Il nostro manifesto è una proposta di legge che tremila sindaci hanno sottoscritto e che impegna lo Stato italiano a raggiungere un obiettivo che è anche un metodo: salvare un numero determinato di persone, in un tempo determinato, con una quantità determinata di risorse.

E' l'unica garanzia perché le risorse non siano sprecate per mantenere funzionari, pagare viaggi, finanziare industrie interessate solo a vendere i propri prodotti a prescindere dalla loro utilità.

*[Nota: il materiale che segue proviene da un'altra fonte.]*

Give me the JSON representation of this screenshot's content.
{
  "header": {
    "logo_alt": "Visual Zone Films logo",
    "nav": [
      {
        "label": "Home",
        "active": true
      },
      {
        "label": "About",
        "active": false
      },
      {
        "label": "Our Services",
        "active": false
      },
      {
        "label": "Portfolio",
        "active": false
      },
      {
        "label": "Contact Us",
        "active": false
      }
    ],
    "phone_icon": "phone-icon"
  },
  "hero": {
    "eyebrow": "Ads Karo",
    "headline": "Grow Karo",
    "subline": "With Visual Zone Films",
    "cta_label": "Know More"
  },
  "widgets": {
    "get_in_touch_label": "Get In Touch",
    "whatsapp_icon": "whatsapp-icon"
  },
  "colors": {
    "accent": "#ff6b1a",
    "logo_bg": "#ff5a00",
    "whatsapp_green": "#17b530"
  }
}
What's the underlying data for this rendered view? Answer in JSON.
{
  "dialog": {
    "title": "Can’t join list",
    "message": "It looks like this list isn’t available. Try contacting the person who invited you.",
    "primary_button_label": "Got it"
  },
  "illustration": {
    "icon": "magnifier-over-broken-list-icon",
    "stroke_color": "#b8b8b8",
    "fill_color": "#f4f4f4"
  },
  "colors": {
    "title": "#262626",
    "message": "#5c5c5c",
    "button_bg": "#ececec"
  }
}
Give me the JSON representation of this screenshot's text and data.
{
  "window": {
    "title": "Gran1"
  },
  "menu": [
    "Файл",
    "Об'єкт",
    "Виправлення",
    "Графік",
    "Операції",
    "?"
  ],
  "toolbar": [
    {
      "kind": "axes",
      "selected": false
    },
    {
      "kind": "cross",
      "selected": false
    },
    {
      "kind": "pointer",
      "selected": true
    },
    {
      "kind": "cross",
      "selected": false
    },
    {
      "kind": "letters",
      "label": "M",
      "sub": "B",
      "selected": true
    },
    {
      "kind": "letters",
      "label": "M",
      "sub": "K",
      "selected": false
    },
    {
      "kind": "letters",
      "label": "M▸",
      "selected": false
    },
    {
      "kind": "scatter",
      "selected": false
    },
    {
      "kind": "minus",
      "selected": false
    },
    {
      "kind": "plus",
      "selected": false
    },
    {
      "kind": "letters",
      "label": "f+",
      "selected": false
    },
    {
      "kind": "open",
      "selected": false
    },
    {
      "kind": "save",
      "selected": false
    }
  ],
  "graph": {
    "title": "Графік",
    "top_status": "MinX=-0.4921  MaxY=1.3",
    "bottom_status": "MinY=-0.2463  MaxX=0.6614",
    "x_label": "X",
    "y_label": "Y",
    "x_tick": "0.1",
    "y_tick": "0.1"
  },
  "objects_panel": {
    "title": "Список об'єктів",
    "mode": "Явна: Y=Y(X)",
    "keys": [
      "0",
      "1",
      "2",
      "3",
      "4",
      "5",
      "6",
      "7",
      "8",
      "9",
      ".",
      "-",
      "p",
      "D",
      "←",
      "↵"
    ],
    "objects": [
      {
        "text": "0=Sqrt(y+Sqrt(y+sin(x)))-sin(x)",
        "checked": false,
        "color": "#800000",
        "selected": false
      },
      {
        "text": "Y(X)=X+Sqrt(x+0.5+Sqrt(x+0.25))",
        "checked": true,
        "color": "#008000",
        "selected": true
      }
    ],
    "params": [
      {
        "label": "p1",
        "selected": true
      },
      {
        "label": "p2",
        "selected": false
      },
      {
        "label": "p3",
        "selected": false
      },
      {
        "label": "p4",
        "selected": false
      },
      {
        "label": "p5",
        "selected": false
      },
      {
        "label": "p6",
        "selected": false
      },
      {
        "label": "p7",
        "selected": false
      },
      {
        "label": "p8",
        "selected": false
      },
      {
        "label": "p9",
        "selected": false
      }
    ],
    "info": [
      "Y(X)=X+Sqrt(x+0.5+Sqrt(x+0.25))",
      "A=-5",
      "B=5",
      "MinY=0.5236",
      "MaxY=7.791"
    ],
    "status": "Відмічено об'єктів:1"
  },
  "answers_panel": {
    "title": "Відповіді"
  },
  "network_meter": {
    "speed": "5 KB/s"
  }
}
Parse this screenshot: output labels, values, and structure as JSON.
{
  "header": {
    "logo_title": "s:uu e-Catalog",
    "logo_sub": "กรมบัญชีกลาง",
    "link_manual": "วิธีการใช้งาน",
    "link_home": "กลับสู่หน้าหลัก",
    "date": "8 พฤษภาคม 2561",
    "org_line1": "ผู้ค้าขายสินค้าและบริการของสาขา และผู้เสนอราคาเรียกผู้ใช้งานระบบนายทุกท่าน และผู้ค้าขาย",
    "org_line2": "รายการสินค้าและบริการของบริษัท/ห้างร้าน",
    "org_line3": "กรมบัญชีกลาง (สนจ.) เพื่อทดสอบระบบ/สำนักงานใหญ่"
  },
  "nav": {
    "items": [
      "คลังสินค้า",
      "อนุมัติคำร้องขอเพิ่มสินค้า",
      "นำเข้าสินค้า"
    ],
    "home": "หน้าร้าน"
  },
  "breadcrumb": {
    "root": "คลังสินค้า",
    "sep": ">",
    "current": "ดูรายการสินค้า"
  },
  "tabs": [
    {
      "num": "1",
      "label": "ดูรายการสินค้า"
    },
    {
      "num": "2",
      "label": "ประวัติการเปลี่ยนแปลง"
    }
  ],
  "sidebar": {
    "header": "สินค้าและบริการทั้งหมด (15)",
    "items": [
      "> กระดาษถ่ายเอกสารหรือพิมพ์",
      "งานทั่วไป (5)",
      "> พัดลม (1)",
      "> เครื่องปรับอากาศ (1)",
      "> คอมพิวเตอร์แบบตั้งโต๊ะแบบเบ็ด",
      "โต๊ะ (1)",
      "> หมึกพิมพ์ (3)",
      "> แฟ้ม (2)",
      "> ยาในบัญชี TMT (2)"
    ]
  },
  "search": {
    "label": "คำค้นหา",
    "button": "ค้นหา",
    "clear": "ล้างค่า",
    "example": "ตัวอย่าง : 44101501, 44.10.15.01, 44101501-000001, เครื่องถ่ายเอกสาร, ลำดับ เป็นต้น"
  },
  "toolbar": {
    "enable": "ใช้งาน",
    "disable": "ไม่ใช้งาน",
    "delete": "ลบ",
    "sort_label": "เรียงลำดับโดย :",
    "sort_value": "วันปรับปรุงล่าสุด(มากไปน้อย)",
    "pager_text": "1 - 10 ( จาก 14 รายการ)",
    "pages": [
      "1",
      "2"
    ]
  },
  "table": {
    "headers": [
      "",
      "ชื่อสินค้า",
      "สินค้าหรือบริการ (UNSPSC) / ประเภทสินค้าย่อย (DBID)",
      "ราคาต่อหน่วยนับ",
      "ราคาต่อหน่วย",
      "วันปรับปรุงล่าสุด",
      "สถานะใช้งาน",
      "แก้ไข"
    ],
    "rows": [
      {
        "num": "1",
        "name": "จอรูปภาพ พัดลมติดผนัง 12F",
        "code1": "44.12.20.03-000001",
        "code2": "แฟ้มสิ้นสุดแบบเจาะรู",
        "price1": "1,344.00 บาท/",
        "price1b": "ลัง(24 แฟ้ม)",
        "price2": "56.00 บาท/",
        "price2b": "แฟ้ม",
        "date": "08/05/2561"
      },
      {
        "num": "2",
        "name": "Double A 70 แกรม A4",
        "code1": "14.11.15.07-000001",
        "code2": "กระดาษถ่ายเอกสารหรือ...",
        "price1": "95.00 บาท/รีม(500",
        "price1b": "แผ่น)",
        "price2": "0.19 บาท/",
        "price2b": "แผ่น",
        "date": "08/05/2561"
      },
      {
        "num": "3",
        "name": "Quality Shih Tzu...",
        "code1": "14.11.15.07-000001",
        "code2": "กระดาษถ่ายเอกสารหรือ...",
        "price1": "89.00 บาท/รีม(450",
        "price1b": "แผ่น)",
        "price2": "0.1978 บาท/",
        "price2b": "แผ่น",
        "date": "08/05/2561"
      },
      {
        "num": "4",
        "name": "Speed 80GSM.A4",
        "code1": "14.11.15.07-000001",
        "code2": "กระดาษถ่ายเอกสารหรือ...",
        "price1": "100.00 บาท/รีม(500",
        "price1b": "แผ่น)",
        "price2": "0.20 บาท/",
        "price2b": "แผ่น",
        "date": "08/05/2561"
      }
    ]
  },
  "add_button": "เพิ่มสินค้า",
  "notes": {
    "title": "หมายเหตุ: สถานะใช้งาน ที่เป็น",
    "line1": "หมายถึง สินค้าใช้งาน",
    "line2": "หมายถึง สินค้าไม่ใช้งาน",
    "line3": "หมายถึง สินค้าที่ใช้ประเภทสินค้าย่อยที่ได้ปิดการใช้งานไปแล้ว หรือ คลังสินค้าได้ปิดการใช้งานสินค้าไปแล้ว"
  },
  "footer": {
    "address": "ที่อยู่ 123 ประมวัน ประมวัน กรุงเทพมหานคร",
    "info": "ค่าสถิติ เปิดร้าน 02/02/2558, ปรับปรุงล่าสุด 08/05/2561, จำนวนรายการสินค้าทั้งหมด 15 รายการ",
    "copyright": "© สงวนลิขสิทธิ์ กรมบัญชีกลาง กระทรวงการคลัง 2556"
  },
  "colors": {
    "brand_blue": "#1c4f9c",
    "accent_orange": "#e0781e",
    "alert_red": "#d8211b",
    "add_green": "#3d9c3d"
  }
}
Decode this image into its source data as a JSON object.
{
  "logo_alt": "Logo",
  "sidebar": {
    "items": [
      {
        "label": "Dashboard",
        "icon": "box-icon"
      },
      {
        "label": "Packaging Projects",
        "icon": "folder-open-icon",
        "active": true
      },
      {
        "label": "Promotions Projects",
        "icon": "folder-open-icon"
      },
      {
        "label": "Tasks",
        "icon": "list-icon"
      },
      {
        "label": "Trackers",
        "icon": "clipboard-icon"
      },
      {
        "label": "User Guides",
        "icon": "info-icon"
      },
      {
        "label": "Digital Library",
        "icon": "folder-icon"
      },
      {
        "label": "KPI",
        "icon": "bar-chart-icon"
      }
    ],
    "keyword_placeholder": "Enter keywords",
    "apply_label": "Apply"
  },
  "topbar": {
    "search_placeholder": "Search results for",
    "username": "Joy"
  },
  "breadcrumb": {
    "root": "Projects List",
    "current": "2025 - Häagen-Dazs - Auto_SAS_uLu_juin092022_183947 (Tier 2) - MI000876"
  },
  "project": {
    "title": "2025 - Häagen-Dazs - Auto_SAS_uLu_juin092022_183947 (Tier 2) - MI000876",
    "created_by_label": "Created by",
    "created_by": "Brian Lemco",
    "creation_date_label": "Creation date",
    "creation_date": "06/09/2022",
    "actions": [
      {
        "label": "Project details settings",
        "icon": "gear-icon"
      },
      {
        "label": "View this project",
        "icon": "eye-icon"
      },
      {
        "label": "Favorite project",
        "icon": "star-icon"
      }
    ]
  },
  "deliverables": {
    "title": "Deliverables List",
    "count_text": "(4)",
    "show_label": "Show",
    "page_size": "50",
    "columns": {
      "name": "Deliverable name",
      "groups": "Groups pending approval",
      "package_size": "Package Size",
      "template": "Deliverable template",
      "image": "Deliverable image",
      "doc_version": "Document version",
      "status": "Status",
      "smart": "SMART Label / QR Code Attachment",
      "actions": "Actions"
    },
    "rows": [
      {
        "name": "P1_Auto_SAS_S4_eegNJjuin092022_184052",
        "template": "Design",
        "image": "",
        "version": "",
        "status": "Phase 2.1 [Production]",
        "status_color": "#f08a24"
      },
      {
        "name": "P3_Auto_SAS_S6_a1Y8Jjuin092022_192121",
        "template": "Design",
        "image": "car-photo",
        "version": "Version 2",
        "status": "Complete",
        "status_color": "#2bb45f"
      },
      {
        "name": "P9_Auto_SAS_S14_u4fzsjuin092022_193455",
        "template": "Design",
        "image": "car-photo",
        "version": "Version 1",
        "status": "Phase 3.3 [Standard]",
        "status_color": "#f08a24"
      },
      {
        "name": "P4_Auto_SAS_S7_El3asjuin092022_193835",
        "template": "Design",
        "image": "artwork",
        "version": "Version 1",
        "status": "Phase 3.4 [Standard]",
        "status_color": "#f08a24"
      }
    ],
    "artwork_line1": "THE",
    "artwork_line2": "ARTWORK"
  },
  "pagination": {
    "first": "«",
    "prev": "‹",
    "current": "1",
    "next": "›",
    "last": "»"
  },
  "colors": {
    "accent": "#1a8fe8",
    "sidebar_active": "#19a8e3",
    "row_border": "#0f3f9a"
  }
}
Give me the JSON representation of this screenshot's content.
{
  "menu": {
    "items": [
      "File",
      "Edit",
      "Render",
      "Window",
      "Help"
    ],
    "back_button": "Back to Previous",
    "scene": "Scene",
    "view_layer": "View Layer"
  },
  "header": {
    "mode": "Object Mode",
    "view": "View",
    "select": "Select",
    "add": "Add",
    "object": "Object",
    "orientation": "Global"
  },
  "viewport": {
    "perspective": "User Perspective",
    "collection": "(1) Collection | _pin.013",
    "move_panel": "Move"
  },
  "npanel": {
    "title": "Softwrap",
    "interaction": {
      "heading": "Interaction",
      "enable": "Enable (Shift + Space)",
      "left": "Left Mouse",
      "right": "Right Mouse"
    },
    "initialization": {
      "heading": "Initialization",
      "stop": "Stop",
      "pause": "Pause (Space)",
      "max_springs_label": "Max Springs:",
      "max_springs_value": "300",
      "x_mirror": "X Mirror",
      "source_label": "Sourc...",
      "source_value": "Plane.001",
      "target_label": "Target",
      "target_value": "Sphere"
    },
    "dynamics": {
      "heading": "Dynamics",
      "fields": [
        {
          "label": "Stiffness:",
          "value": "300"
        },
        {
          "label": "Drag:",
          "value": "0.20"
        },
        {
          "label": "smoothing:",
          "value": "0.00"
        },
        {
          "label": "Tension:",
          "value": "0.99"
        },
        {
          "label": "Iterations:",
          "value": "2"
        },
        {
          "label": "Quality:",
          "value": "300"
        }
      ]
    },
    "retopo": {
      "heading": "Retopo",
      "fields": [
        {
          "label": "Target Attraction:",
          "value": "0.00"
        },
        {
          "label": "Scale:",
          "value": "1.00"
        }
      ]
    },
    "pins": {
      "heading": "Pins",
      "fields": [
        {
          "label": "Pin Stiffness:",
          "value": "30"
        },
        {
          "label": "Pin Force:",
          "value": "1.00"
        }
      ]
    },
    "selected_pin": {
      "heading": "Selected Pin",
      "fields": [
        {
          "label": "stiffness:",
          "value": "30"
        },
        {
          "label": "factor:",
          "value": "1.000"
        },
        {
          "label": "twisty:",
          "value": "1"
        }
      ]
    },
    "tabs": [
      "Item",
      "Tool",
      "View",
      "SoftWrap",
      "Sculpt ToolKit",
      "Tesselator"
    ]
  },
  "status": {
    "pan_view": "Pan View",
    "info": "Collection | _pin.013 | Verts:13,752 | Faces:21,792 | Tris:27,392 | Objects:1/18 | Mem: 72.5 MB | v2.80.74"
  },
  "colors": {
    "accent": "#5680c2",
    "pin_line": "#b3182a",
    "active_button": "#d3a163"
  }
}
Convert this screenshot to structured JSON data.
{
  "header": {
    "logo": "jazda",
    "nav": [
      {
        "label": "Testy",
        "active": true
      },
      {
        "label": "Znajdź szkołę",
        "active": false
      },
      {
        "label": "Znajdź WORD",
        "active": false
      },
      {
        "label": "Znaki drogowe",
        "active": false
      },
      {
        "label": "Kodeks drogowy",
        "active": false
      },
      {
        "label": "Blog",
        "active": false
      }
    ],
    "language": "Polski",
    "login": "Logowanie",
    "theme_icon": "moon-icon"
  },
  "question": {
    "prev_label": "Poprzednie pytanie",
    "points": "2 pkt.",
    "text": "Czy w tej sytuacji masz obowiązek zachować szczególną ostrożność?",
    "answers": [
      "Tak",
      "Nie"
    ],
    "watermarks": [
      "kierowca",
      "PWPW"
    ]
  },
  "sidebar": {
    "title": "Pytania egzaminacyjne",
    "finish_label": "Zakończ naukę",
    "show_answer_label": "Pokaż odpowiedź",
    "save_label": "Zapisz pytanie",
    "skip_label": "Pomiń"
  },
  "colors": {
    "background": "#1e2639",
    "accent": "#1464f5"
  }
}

Dopo cinque anni, dopo impegni assunti in ogni istanza parlamentare italiana ed europea, la legge dei sindaci è stata completamente travisata e comunque bloccata presso la Commissione esteri della Camera. Allo stato nulla consente di sperare che il governo né le forze politiche vogliano provvedere a quel "decreto di vita" da tutti richiesto. Inascoltati sono rimasti perfino gli accorati appelli di Giovanni Paolo II e Sandro Pertini. Dobbiamo rassegnarci a ritenere che nulla è possibile ottenere da una classe politica cieca e sorda, interessata solo alle lotte di potere e di palazzo?

E' questa la domanda che consegniamo a tutti gli uomini di buona volontà, "a tutti i credenti in altro che nelle violenze del potere, del denaro, dell'ingiustizia, delle guerre alimentari o nucleari che siano, e nella loro ineluttabilità perché in un sussulto di speranza e di dignità diano voce, valore, corpo" a quell'imperativo del non uccidere che dovrebbe essere anche politico.

Con queste parole, con questo appello ci siano rivolti a tutti coloro che siamo riusciti a raggiungere.

Con questo giornale ci rivolgiamo a chi, pur distante da noi e probabilmente in dissenso con molti contenuti della nostra politica, ha la forza di ricercare soprattutto nel diverso la verità.